Momentum For Divestment On California Campuses Falters

Despite the best efforts of anti-Israel student groups, divestment resolutions debated on two California campuses failed last night by wide margins, while a third passed by just one vote.sdsu divest logo

Student Senators at San Diego State University (3 Yes-16 No-3 Abstentions) and the University of California, Santa Barbara (8-16-0), rejected resolutions that called on their respective universities to withdraw investments from multinational companies that work with Israel. A similar resolution did, however, pass by a razor-thin margin at the University of California, Riverside.

The results of the Riverside resolution, though not favorable, are telling in and of themselves about the state of support for BDS on American college campuses. The final vote was 8-7 and that was only after the Senators voted to conduct a closed vote so that the representatives would not have to openly declare their anti-Israel views.

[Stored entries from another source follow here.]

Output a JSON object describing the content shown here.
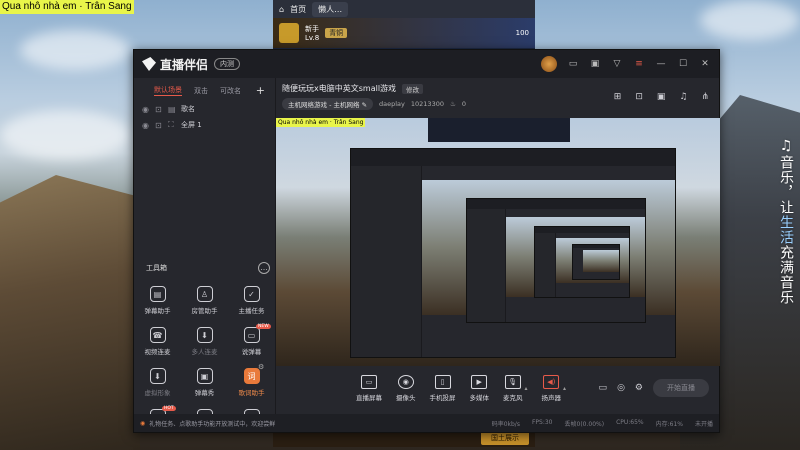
{
  "desktop": {
    "caption": "Qua nhô nhà em · Trân Sang",
    "slogan_pre": "♫音乐，让",
    "slogan_hl": "生活",
    "slogan_post": "充满音乐"
  },
  "background_app": {
    "tabs": [
      "首页",
      "懒人…"
    ],
    "player_name": "新手",
    "player_level": "Lv.8",
    "chip_label": "青铜",
    "score": "100",
    "bottom_button": "国土展示"
  },
  "app": {
    "name": "直播伴侣",
    "version_badge": "内测"
  },
  "scene_panel": {
    "tabs": [
      "默认场景",
      "双击",
      "可改名"
    ],
    "active_tab": 0,
    "add": "+",
    "sources": [
      {
        "label": "歌名"
      },
      {
        "label": "全屏 1"
      }
    ]
  },
  "toolbox": {
    "title": "工具箱",
    "more": "…",
    "tools": [
      {
        "label": "弹幕助手",
        "glyph": "▤",
        "style": ""
      },
      {
        "label": "房管助手",
        "glyph": "♙",
        "style": ""
      },
      {
        "label": "主播任务",
        "glyph": "✓",
        "style": ""
      },
      {
        "label": "视频连麦",
        "glyph": "☎",
        "style": ""
      },
      {
        "label": "多人连麦",
        "glyph": "⬇",
        "style": "dim"
      },
      {
        "label": "说弹幕",
        "glyph": "▭",
        "style": "",
        "badge": "NEW"
      },
      {
        "label": "虚拟形象",
        "glyph": "⬇",
        "style": "dim"
      },
      {
        "label": "弹幕秀",
        "glyph": "▣",
        "style": ""
      },
      {
        "label": "歌词助手",
        "glyph": "词",
        "style": "orange",
        "gear": "⚙"
      },
      {
        "label": "",
        "glyph": "✚",
        "style": "",
        "badge": "HOT"
      },
      {
        "label": "",
        "glyph": "⬇",
        "style": ""
      },
      {
        "label": "",
        "glyph": "⚇",
        "style": ""
      }
    ]
  },
  "room": {
    "title": "随便玩玩x电脑中英文small游戏",
    "edit_label": "修改",
    "category": "主机网络游戏 - 主机网络",
    "user": "daeplay",
    "room_id": "10213300",
    "viewers": "0"
  },
  "preview": {
    "caption": "Qua nhô nhà em · Trân Sang"
  },
  "controls": {
    "items": [
      {
        "label": "直播屏幕",
        "glyph": "▭",
        "shape": ""
      },
      {
        "label": "摄像头",
        "glyph": "◉",
        "shape": "round"
      },
      {
        "label": "手机投屏",
        "glyph": "▯",
        "shape": ""
      },
      {
        "label": "多媒体",
        "glyph": "▶",
        "shape": ""
      },
      {
        "label": "麦克风",
        "glyph": "🎙",
        "shape": "",
        "caret": true
      },
      {
        "label": "扬声器",
        "glyph": "◀)",
        "shape": "red",
        "caret": true
      }
    ],
    "live_button": "开始直播"
  },
  "status_bar": {
    "notice": "礼物任务、点歌助手功能开放测试中，欢迎尝鲜",
    "bitrate": "码率0kb/s",
    "fps": "FPS:30",
    "dropped": "丢帧0(0.00%)",
    "cpu": "CPU:65%",
    "mem": "内存:61%",
    "state": "未开播"
  },
  "colors": {
    "accent": "#e65a4a",
    "orange": "#e97a3b",
    "caption_bg": "#e9f54a"
  }
}
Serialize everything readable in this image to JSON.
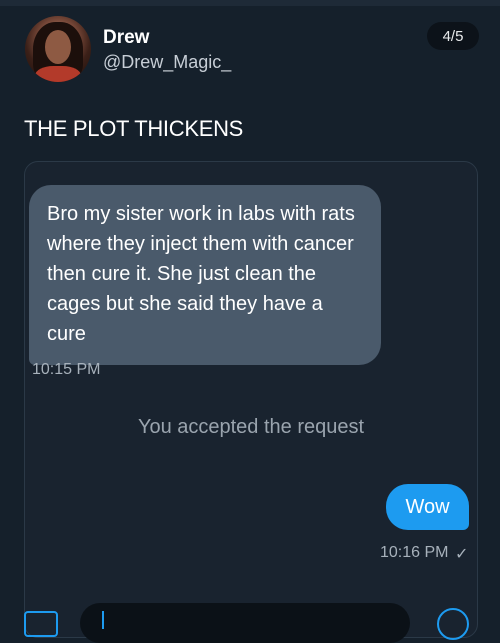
{
  "profile": {
    "name": "Drew",
    "handle": "@Drew_Magic_",
    "avatar_icon": "profile-photo"
  },
  "image_counter": "4/5",
  "tweet": {
    "text": "THE PLOT THICKENS"
  },
  "conversation": {
    "incoming_message": "Bro my sister work in labs with rats where they inject them with cancer then cure it. She just clean the cages but she said they have a cure",
    "incoming_time": "10:15 PM",
    "system_message": "You accepted the request",
    "outgoing_message": "Wow",
    "outgoing_time": "10:16 PM",
    "read_receipt": "✓"
  },
  "composer": {
    "media_icon": "image-icon",
    "send_icon": "send-icon"
  },
  "colors": {
    "background": "#15202b",
    "incoming_bubble": "#4a5a6b",
    "outgoing_bubble": "#1d9bf0"
  }
}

Moreover, it appears that the president of the Senate did not support the resolution. Based on live-tweeting from the event, it seems that the president, Sai Patadia, asked those in favor of divestment to explain why it was legitimate to single out Israel for punishment, an issue often cited by the pro-Israel community. [Last November, Patadia also tried to resolve an issue that had arisen when a divestment resolution on campus was introduced in stealth, stripping pro-Israel students of the opportunity to present an alternative viewpoint.  This time around, Patadia encouraged Students for Justice in Palestine to reach out to the pro-Israel community and let them know when the resolution was drafted, according to an article in the campus newspaper.]

UC Riverside and UC Santa Barbara have both dealt with similar resolutions before. A resolution several months ago was voted down and last March, a resolution passed but was then rescinded a month later. At UC Santa Barbara, a vote last April failed 10-11-1 whereupon pro-Israel students took it upon themselves to run for Student Senate, presumably in the hopes of avoiding a similarly close vote this year.